GREENSBORO, North Carolina - Opening statements were heard Monday in the trial of John Edwards, a two-time presidential hopeful accused of illegally using political campaign money to hide a love affair from the public and his cancer-stricken wife. Edwards, a former Democratic senator who was White House candidate John Kerry’s vice presidential choice in 2004, arrived at the court in Greensboro around 1300 GMT accompanied by his eldest daughter Cate. Nine men and seven women were chosen as a panel for the 12-member jury - four will serve as alternates - before the opening statements began.
Prosecutor David Harbach said Edwards’s “image of a family man was critical to his campaign,” and that he would do “anything to maintain his chance of being president.”
“Edwards did what he always did, deny, deceive, manipulate,” Harbach told the court.
The 58-year-old former champion of the Democratic Party faces six criminal charges related to accepting nearly $1 million to hide his affair with videographer Rielle Hunter and the child he fathered with her.
In the indictment, prosecutors argue that Edwards broke the law by accepting the cash as an illegal contribution to his 2008 presidential campaign so he could maintain his whiter-than-white image.
Defense lawyer Allison Van Laningham said her client “fell from grace in a very public, very humiliating way.
“The evidence will show that John Edwards did not have a criminal intent,” she told the court.
At the time of the scandal, Edwards was married to his college sweetheart, attorney Elizabeth Edwards. The couple had four children, including a teenage son who died in a freak automobile accident in 1996.
By all appearances it was a model family - so perfect that in 2007 a charity even granted Edwards an award as “Father of the Year.”
Lawyers for Edwards argue that the contributions were personal gifts from rich friends to hide the affair from his wife, and were unrelated to the campaign.
The money came from wealthy Texas lawyer Fred Baron, who died in 2008, and Rachel “Bunny” Mellon, now 101, the widow of banking heir Paul Mellon.
Baron’s widow is on the list of witnesses along with an attorney representing Mellon, who is too frail to travel to Greensboro from her Virginia estate.
At the time, under federal law individuals could give a maximum of $2,300 for a political campaign.

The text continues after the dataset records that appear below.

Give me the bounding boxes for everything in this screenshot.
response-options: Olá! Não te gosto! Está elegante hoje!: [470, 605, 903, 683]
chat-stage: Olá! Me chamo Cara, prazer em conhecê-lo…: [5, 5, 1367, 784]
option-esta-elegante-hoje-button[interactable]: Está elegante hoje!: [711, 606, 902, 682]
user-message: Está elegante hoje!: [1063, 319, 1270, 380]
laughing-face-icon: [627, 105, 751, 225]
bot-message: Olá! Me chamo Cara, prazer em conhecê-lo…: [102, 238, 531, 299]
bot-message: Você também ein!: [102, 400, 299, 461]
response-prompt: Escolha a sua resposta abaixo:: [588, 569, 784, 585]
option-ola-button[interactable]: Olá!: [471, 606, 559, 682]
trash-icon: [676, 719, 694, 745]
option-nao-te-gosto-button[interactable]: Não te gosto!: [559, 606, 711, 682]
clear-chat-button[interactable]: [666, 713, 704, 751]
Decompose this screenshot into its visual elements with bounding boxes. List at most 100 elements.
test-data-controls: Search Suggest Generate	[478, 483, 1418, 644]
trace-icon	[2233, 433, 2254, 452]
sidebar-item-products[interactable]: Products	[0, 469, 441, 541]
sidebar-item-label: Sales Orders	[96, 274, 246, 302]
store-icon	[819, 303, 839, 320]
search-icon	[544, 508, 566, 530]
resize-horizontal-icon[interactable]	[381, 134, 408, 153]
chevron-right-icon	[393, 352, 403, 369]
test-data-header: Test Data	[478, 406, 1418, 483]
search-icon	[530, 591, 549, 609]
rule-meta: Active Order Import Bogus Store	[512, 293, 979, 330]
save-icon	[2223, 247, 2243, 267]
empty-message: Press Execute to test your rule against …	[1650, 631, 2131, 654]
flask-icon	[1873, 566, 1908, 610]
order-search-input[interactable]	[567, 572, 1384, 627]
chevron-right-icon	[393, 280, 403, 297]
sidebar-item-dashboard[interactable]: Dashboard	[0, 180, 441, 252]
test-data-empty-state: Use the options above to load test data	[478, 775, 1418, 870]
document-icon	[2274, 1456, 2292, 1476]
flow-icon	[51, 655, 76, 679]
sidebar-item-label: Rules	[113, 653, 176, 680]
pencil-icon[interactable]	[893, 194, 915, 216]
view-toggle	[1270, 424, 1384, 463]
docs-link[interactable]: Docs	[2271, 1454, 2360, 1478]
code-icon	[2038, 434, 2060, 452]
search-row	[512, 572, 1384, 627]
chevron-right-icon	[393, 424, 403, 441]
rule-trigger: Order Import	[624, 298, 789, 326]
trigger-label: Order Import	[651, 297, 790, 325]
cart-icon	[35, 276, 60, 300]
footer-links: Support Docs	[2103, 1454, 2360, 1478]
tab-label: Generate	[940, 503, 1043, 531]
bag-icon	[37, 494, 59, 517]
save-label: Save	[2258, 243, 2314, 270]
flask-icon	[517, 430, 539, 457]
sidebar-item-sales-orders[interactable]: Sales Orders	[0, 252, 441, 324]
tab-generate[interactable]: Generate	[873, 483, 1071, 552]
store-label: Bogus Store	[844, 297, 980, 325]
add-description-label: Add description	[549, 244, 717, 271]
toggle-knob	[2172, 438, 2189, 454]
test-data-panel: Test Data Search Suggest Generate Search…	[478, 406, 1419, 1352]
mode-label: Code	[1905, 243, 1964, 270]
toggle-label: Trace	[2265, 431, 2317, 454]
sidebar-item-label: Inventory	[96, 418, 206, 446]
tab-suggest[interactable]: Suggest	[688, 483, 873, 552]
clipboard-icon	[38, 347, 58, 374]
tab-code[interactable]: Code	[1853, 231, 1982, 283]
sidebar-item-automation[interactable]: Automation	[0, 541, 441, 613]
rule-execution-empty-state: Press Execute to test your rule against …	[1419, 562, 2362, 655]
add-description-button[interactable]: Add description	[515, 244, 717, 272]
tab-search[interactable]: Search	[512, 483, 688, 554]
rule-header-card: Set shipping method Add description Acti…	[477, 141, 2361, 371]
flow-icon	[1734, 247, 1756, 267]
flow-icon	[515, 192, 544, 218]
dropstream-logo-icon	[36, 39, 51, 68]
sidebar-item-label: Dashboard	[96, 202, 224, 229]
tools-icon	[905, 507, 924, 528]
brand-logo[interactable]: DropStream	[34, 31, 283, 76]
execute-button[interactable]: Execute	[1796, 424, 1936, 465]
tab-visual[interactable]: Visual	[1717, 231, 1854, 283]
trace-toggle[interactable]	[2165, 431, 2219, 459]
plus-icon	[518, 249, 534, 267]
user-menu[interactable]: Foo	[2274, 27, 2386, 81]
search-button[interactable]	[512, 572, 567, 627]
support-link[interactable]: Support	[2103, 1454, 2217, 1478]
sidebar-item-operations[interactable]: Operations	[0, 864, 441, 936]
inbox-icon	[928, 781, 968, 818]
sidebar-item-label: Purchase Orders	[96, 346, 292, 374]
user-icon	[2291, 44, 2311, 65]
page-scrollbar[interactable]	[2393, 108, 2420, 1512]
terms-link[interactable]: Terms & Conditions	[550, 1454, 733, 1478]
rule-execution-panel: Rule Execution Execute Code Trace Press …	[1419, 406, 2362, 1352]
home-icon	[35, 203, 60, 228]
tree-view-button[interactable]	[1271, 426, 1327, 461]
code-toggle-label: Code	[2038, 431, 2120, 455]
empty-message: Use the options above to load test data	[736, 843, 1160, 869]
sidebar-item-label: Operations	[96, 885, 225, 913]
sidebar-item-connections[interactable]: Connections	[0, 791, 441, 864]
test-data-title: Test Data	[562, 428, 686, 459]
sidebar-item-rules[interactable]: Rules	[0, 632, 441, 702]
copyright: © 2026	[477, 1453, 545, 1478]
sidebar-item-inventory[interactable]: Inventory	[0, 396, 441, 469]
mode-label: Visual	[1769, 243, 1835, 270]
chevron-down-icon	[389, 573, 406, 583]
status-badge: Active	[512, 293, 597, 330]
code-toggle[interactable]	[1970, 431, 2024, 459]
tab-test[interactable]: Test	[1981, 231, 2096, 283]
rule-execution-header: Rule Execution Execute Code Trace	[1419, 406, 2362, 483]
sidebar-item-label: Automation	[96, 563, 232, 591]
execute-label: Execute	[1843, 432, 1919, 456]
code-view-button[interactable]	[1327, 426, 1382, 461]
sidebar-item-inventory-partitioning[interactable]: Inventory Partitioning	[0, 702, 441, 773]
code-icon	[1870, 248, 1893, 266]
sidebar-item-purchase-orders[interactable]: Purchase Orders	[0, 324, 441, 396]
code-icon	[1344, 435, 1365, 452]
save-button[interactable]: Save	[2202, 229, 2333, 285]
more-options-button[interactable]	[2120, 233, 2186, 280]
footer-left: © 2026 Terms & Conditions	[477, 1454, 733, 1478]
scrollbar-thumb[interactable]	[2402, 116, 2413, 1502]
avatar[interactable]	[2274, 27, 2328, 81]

The case relies heavily on testimony from Andrew Young, a former close Edwards aide who initially claimed to be the father of baby Quinn so the politician could continue his 2008 presidential bid.
Young later wrote a tell-all book about the affair in which he detailed an elaborate cover-up.
Elizabeth Edwards attracted enormous sympathy when it became known she had battled cancer while grappling with her husband’s infidelity. She died in December 2010.
Edwards publicly admitted to the affair with Hunter in August 2008, after his presidential bid ended, but refused to publicly recognize that he had fathered the child until January 2010.
Edwards faces one count of conspiracy to violate federal campaign finance laws and lying about expenses, four counts of accepting and receiving illegal campaign contributions from two donors in 2007 and 2008, and one count of hiding those illegal donations from authorities.
Each charge carries a prison sentence of up to five years and a $250,000 fine.
“He knows he made mistakes,” a friend of Edwards, attorney Glenn Bergenfield, recently told the Washington Post.”
“But John thinks that the treatment of him is so unflinchingly horrible and that what he did is not so different from what others did - JFK, Clinton, the whole rogues’ gallery.”
Two of Edwards’ young children, Emma Claire, 13, and Jack, 11, live with him at his home in the town of Chapel Hill. His daughter Cate, 30, a Harvard law school graduate, married in 2011.
Edwards stays in touch with Hunter, who lives with the couple’s young child elsewhere in North Carolina, Bergenfield told the Post.
The stakes are also high in the case for the US Justice Department’s Public Integrity section.
Lawyers for the section successfully prosecuted the late Alaska Senator Ted Stevens on corruption charges in 2008, only to see the case thrown out before sentencing when an internal probe discovered serious prosecutorial misconduct.